November 08, 2004

Being Jack Greenberg

by PG

As co-blogger Chris correctly predicted at 1 AM on election night, the presence of anti-marriage initiatives on the ballots of eleven states, plus the general backlash against advances in the equality movement, have been widely cited as a factor in President Bush's victory, particularly in his winning the popular vote. However, I think Chris has been too quick to cast this reaction as a "blame the gays" attitude.

Rather, I think that people are looking at Goodridge within a year of its resolution the same way some scholars have looked at Brown in the last decade: as a case decided correctly as a matter of constitutional law, but potentially unwise as a matter of political tactics. In this analogy, Chris is Jack Greenberg, and people like Waddling Thunder and Dianne Feinstein are Michael Klarman.

In February, I attended UVA Law's symposium on Brown v. Board of Education, and blogged about it. There was an interesting intellectual tension in the event between those like keynote speaker Jack Greenberg, the attorney for the Delaware students attempting to de-segregate their schools, and professors Michael Klarman and Kara M. Turner, who cited the ways in which Brown actually made the goals of integration and good education more difficult to reach.

In Greenberg's view, segregation was so manifestly unjust and unconstitutional that it had to be challenged directly through the courts. However, Klarman noted that the civil rights movement predated Brown, and eventually would have achieved the same result through legislation that the Legal Defense Fund did through judicial activism, and perhaps without the violence that Brown evoked from southern whites.

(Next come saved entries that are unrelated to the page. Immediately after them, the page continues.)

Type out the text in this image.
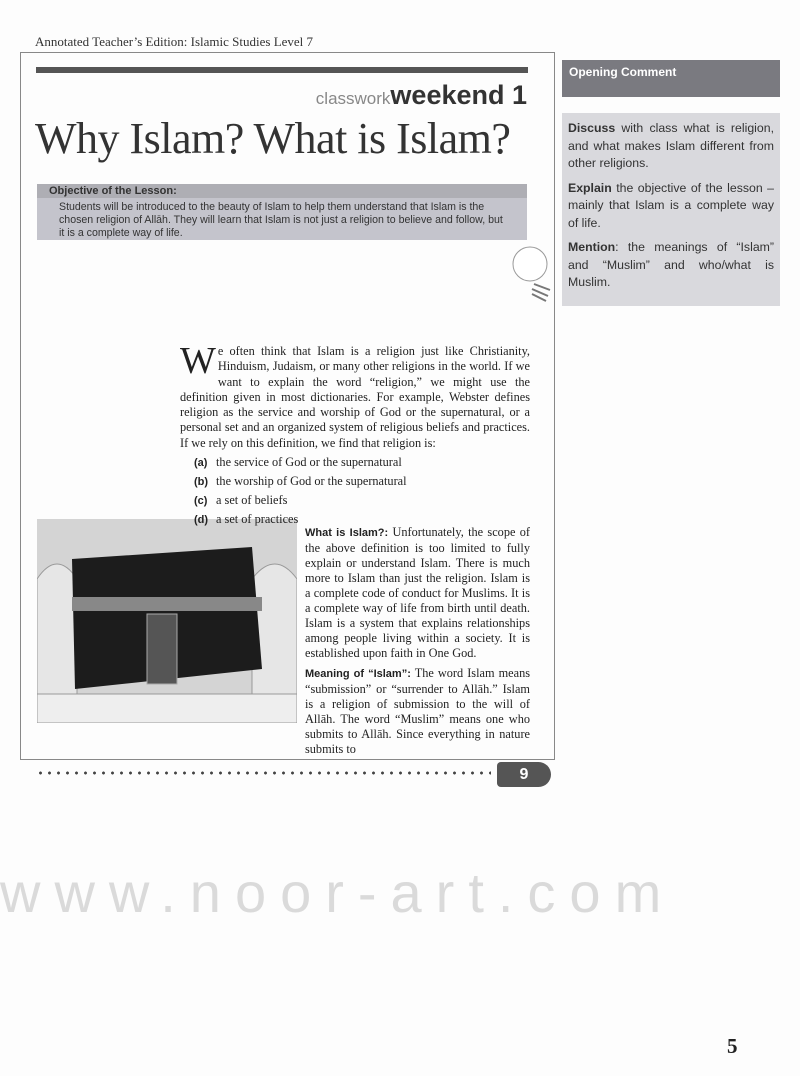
Annotated Teacher’s Edition: Islamic Studies Level 7
classworkweekend 1
Why Islam? What is Islam?
Objective of the Lesson:
Students will be introduced to the beauty of Islam to help them understand that Islam is the chosen religion of Allāh. They will learn that Islam is not just a religion to believe and follow, but it is a complete way of life.
We often think that Islam is a religion just like Christianity, Hinduism, Judaism, or many other religions in the world. If we want to explain the word “religion,” we might use the definition given in most dictionaries. For example, Webster defines religion as the service and worship of God or the supernatural, or a personal set and an organized system of religious beliefs and practices. If we rely on this definition, we find that religion is:
(a) the service of God or the supernatural
(b) the worship of God or the supernatural
(c) a set of beliefs
(d) a set of practices

What is Islam?: Unfortunately, the scope of the above definition is too limited to fully explain or understand Islam. There is much more to Islam than just the religion. Islam is a complete code of conduct for Muslims. It is a complete way of life from birth until death. Islam is a system that explains relationships among people living within a society. It is established upon faith in One God.

Meaning of “Islam”: The word Islam means “submission” or “surrender to Allāh.” Islam is a religion of submission to the will of Allāh. The word “Muslim” means one who submits to Allāh. Since everything in nature submits to

9
Opening Comment

Discuss with class what is religion, and what makes Islam different from other religions.

Explain the objective of the lesson – mainly that Islam is a complete way of life.

Mention: the meanings of “Islam” and “Muslim” and who/what is Muslim.

www.noor-art.com
5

Turner pointed out that the NAACP's fighting for integration rather than equality -- even if it was "separate-but-equal" -- led to the schools of Prince Edward County being closed for five years and a 'lost generation' of African American students who received not even an unequal education in that time.

By way of Andrew Sullivan, Chris has likened Brown to Goodridge for being a milestone of integration, but this is a comparison with less-than-positive connotations as well. Victories in the courts frequently come with democratic backlash: the hardening of anti-choice politics in the wake of Roe, the emergence of moral majority rhetoric after organized school prayer was declared unconstitutional.

Had the Democratic Party been seen as clearly the party of civil rights at the time of Brown, it would have suffered electorally for the decision. As it was, Eisenhower gingerly enforced Brown, and Dixiecrats had the Democrats split between tentative civil rights support and bitter racist opposition all the way to George Wallace's presidential run in 1972. After signing the Civil Rights Act of 1964, Johnson supposedly told an aide that the Democratic Party had lost the South for a generation. He apparently thought that doing the right thing was worth the political blow (or, knowing LBJ, made the calculation that enfranchised African Americans would make up for the loss of the white South).

I think that Jack Greenberg and Thurgood Marshall did the right thing in taking segregation to the courts, and that the Warren Court did the right thing in declaring segregation unconstitutional. At the same time, I'm not sure I'd say that the Court was wrong to have "dodged the bullet" of ruling anti-miscegenation statutes unconstitutional in the midst of the uproar against Brown.

Liberals pay a price for sudden changes that discomfit moderates and conservatives. Recognizing that price is not blaming the people who obviously benefit (as we all do in the long run) from the progress; it is being in touch with political reality.

November 8, 2004 09:08 PM | TrackBack
Comments

Or, you know, people went to the polls because of the war on terror and the economy. Just a thought.

Posted by: Matto Ichiban at November 8, 2004 10:25 PM

I'm sure that they did, but as one of the people at a Cleveland precinct said to me, "There's no initiatives about jobs on here." Bush was not polling well on the economy, and if you go just by the war in Iraq (as opposed to the war on terrorism) he hasn't done so hot either.